Henry is the center of my universe, obvsies. I love him so much for the same reasons every parent loves their child, but being a mom has led to a few unanticipated perks. Here are a few:
I eat better.
Pre-preg, I was a pretty shitty eater. I've always loved fast food (sue me) and I never finished a salad until long after college. Now that I have my picky little Henry, I get to eat his leftovers, which are particularly handy in the morning (banana, blueberries, other yummy fruit). I'm more full in the morning, and crave the bad stuff less.
I work out more.
I gained 50 lbs when I was pregnant. It sucked. I became very self-conscious of my body postpartum and forced myself to go to Pure Barre classes beginning when Henry was 2 months old. Henry's 15 months old now and I weigh 10 lbs less than I did pre-preg.
I call my parents more.
I constantly want to tell them about the latest cute thing he's done, but mostly I call to ask for parenting advice. And I enjoy (most) every conversation.
I work at an insanely efficient pace.
Grad school is tough and requires a lot of time management. I thought I was good at juggling things before Henry, but now that I have the little monkey, I insist on making the most out of the time that he's in day care so I can devote my mornings, evenings, and weekends to him. I get more done by lunch than I used to in a full day.
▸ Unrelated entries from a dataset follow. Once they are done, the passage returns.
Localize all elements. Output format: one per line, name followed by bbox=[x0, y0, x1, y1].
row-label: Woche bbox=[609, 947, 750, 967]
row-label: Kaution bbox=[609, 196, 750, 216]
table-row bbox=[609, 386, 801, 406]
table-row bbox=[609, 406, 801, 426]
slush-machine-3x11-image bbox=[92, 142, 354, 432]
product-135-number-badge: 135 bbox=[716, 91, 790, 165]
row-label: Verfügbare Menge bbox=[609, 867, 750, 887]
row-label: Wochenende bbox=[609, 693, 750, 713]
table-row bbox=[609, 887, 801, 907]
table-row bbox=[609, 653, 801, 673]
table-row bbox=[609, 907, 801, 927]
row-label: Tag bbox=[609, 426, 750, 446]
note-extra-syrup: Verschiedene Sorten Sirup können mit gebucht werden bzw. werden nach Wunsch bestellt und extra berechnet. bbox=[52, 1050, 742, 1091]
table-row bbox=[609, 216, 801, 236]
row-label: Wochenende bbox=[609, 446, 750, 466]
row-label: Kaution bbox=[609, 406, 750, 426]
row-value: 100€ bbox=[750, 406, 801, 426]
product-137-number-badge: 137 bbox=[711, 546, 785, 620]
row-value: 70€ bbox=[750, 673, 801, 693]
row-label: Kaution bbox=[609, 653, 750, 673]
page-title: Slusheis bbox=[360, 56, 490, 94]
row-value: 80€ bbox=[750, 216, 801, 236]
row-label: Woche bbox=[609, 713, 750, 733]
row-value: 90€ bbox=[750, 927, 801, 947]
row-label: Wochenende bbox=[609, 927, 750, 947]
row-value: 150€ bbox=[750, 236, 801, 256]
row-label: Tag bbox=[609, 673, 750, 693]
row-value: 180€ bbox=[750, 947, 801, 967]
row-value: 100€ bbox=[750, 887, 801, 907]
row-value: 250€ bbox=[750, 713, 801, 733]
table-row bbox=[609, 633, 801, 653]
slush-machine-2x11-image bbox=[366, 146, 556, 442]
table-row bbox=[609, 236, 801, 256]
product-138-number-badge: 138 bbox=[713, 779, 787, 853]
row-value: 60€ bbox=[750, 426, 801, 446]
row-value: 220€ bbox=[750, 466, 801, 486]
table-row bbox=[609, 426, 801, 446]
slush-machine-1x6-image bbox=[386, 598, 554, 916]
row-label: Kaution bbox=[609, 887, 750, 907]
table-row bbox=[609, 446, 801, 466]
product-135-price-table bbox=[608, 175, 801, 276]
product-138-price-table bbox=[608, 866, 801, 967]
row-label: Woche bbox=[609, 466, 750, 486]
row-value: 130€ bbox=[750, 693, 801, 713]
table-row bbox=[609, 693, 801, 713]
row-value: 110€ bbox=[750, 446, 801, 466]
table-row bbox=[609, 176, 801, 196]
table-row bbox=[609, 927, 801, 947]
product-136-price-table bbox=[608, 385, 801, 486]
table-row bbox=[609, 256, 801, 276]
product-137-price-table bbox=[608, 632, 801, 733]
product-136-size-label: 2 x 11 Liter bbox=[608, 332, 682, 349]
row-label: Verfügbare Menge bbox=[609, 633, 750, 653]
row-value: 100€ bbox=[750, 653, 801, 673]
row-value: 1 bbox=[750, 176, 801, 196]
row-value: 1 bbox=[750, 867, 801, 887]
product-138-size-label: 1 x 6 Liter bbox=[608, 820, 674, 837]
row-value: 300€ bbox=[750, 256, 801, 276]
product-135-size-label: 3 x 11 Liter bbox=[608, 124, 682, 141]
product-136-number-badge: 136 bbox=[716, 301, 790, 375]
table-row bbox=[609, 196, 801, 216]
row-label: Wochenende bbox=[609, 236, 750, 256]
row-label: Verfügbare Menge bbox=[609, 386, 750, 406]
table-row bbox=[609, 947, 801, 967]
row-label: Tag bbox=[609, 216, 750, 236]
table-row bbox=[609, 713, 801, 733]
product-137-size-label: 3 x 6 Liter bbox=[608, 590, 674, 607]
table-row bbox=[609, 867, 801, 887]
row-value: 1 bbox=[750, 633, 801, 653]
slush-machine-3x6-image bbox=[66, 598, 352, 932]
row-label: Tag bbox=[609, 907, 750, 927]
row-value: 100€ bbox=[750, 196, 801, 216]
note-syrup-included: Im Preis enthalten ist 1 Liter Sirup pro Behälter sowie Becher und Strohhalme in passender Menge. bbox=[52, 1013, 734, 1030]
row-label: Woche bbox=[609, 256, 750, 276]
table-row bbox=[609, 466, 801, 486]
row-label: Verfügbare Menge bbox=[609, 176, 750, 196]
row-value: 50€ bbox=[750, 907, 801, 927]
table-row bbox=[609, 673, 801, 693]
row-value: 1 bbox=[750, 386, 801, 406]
I think beyond grad school.
Pre-Henry, I was pretty content to couch everything in the name of my program. I get heart palpitations when I think about the Saturdays I spent my first year holed up doing statistics labs, or the miles I logged driving to see my first client almost daily. Granted things naturally eased up after that first year, I've definitely gained some perspective on where I see myself and my family in a few years. It's not just academic journals and evidence-based practice. It's also family vacations and trips to museums. Walks in the neighborhood and family hugs.
At first, I thought having Henry was going to throw me completely off track. Instead, he's put me on the right one.